Adam Gonnerman said...

Steve,

I assume that's an independent Christian Church in Indiana. When I was at Harding in Searcy I dreamed of attending Emmanuel when I graduated. That might have been a better route for me than what I took, but....

I've blogged on World Convention a few times. It's been around for years, but only now is gaining attention among Churches of Christ and many independent Christian Churches.

Dee Andrews said...

Frank -

I wrote a very lengthy comment to this blog post the day you posted it last week because the newspaper business is something very dear to my heart, as you know, with Tom being a newpaper publisher and all.

But, somehow, I screwed it up in trying to get the comment posted here and it disappeared. I was REALLY aggravated because it was such a BRILLIANT comment, of course, and I did not have time to try to re-do it.
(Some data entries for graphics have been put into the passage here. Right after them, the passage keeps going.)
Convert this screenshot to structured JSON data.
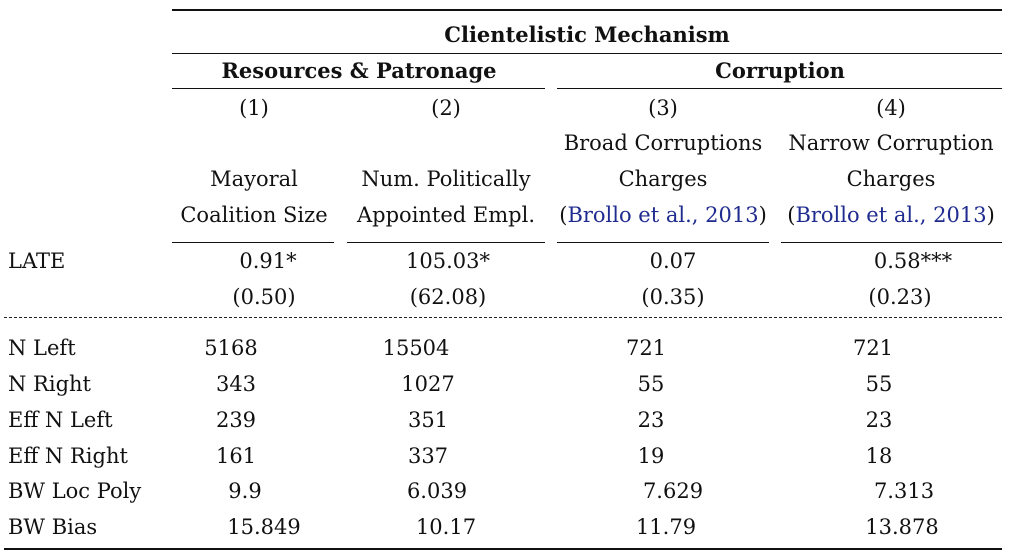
{
  "header": {
    "group_title": "Clientelistic Mechanism",
    "panel_left": "Resources & Patronage",
    "panel_right": "Corruption",
    "col_numbers": [
      "(1)",
      "(2)",
      "(3)",
      "(4)"
    ],
    "col1": {
      "line1": "Mayoral",
      "line2": "Coalition Size"
    },
    "col2": {
      "line1": "Num. Politically",
      "line2": "Appointed Empl."
    },
    "col3": {
      "line1": "Broad Corruptions",
      "line2": "Charges",
      "cite": "Brollo et al., 2013"
    },
    "col4": {
      "line1": "Narrow Corruption",
      "line2": "Charges",
      "cite": "Brollo et al., 2013"
    },
    "cite_open": "(",
    "cite_close": ")"
  },
  "late": {
    "label": "LATE",
    "estimates": [
      "0.91*",
      "105.03*",
      "0.07",
      "0.58***"
    ],
    "std_errors": [
      "(0.50)",
      "(62.08)",
      "(0.35)",
      "(0.23)"
    ]
  },
  "stats": [
    {
      "label": "N Left",
      "values": [
        "5168",
        "15504",
        "721",
        "721"
      ]
    },
    {
      "label": "N Right",
      "values": [
        "343",
        "1027",
        "55",
        "55"
      ]
    },
    {
      "label": "Eff N Left",
      "values": [
        "239",
        "351",
        "23",
        "23"
      ]
    },
    {
      "label": "Eff N Right",
      "values": [
        "161",
        "337",
        "19",
        "18"
      ]
    },
    {
      "label": "BW Loc Poly",
      "values": [
        "9.9",
        "6.039",
        "7.629",
        "7.313"
      ]
    },
    {
      "label": "BW Bias",
      "values": [
        "15.849",
        "10.17",
        "11.79",
        "13.878"
      ]
    }
  ]
}
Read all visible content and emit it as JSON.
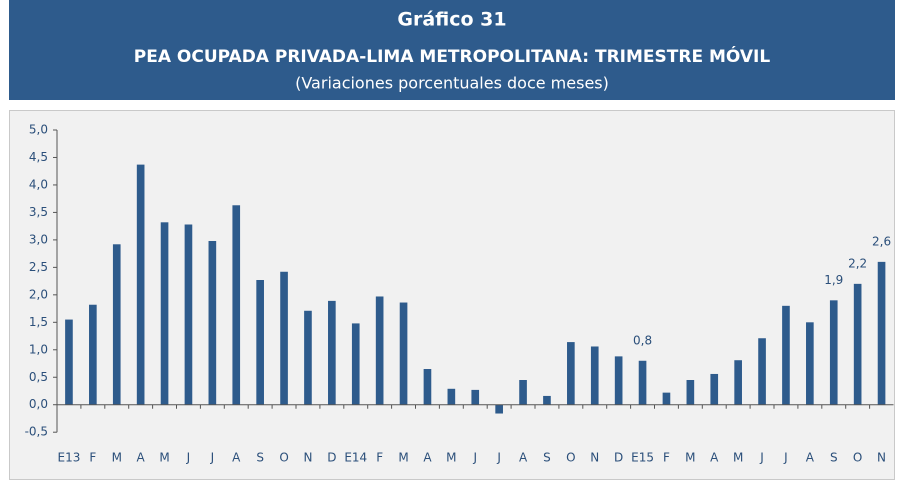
{
  "chart_data": {
    "type": "bar",
    "title": "Gráfico 31",
    "subtitle": "PEA OCUPADA PRIVADA-LIMA METROPOLITANA: TRIMESTRE MÓVIL",
    "note": "(Variaciones porcentuales doce meses)",
    "categories": [
      "E13",
      "F",
      "M",
      "A",
      "M",
      "J",
      "J",
      "A",
      "S",
      "O",
      "N",
      "D",
      "E14",
      "F",
      "M",
      "A",
      "M",
      "J",
      "J",
      "A",
      "S",
      "O",
      "N",
      "D",
      "E15",
      "F",
      "M",
      "A",
      "M",
      "J",
      "J",
      "A",
      "S",
      "O",
      "N"
    ],
    "values": [
      1.55,
      1.82,
      2.92,
      4.37,
      3.32,
      3.28,
      2.98,
      3.63,
      2.27,
      2.42,
      1.71,
      1.89,
      1.48,
      1.97,
      1.86,
      0.65,
      0.29,
      0.27,
      -0.16,
      0.45,
      0.16,
      1.14,
      1.06,
      0.88,
      0.8,
      0.22,
      0.45,
      0.56,
      0.81,
      1.21,
      1.8,
      1.5,
      1.9,
      2.2,
      2.6
    ],
    "value_labels": [
      null,
      null,
      null,
      null,
      null,
      null,
      null,
      null,
      null,
      null,
      null,
      null,
      null,
      null,
      null,
      null,
      null,
      null,
      null,
      null,
      null,
      null,
      null,
      null,
      "0,8",
      null,
      null,
      null,
      null,
      null,
      null,
      null,
      "1,9",
      "2,2",
      "2,6"
    ],
    "color": "#2e5b8c",
    "ylim": [
      -0.5,
      5.0
    ],
    "yticks": [
      {
        "value": -0.5,
        "label": "-0,5"
      },
      {
        "value": 0,
        "label": "0,0"
      },
      {
        "value": 0.5,
        "label": "0,5"
      },
      {
        "value": 1,
        "label": "1,0"
      },
      {
        "value": 1.5,
        "label": "1,5"
      },
      {
        "value": 2,
        "label": "2,0"
      },
      {
        "value": 2.5,
        "label": "2,5"
      },
      {
        "value": 3,
        "label": "3,0"
      },
      {
        "value": 3.5,
        "label": "3,5"
      },
      {
        "value": 4,
        "label": "4,0"
      },
      {
        "value": 4.5,
        "label": "4,5"
      },
      {
        "value": 5,
        "label": "5,0"
      }
    ],
    "grid": false
  }
}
But, I wanted you to know that I really appreciated the post and your thoughts on the subject and wanted to tell you to try to be understanding about your local newspaper's situation (in cutting some things).

If you remember, Tom was the president of the Mississippi Press Association this past year and we were just at their summer convention last weekend, where we spent lots of time talking with publishers from all over the state of Mississippi about the state of local newspapers these days.

Local newspaper journalists, as a whole, are really incredible people who take their responsibilities to their communities very seriously, with all of its moral and ethical considerations.

I'm in Abilene this week and was visiting with my niece from Amarillo all weekend, so was thinking of you. She is 23 and working for the Amarillo art museum, which she said is on the campus of Amarillo college, where you are.

Her serious boyfriend may be someone you know. He is Matt Blake, I think it is, who is the young adult minister for one of the congregations there in Amarillo. He's about 30. Do you know him?

Just wondering.

Thanks for dropping by Finding Direction as often as you've been doing and commenting. You've been blogging more, too, this summer, which I've really enjoyed. In fact, I want to read your two most recent posts here this afternoon and get caught up.

Dee

Frank Bellizzi said...

Hi, Dee.

Thanks for taking a second run at your comment here. Sorry the first one was eaten. I know that feeling.

I hope I didn't give off the impression that I was irritated at the Globe-News or the Christian Chronicle. I didn't mean to, because I'm not.

As a regular reader of newspapers (and by that I mean "newsprint in hand")I'm all for them. I'm not as close to the papers as you are, but I've always had a high opinion of the people I've known who have worked with them. I know that many of them work very hard because of a strong sense of obligation to the community. Most of us don't recognize that very often.

Yes, yes, I know Matt Blake. He's with the Central Church of Christ in Amarillo. One very fine guy. He's even been a guest teacher at the Bible Chair.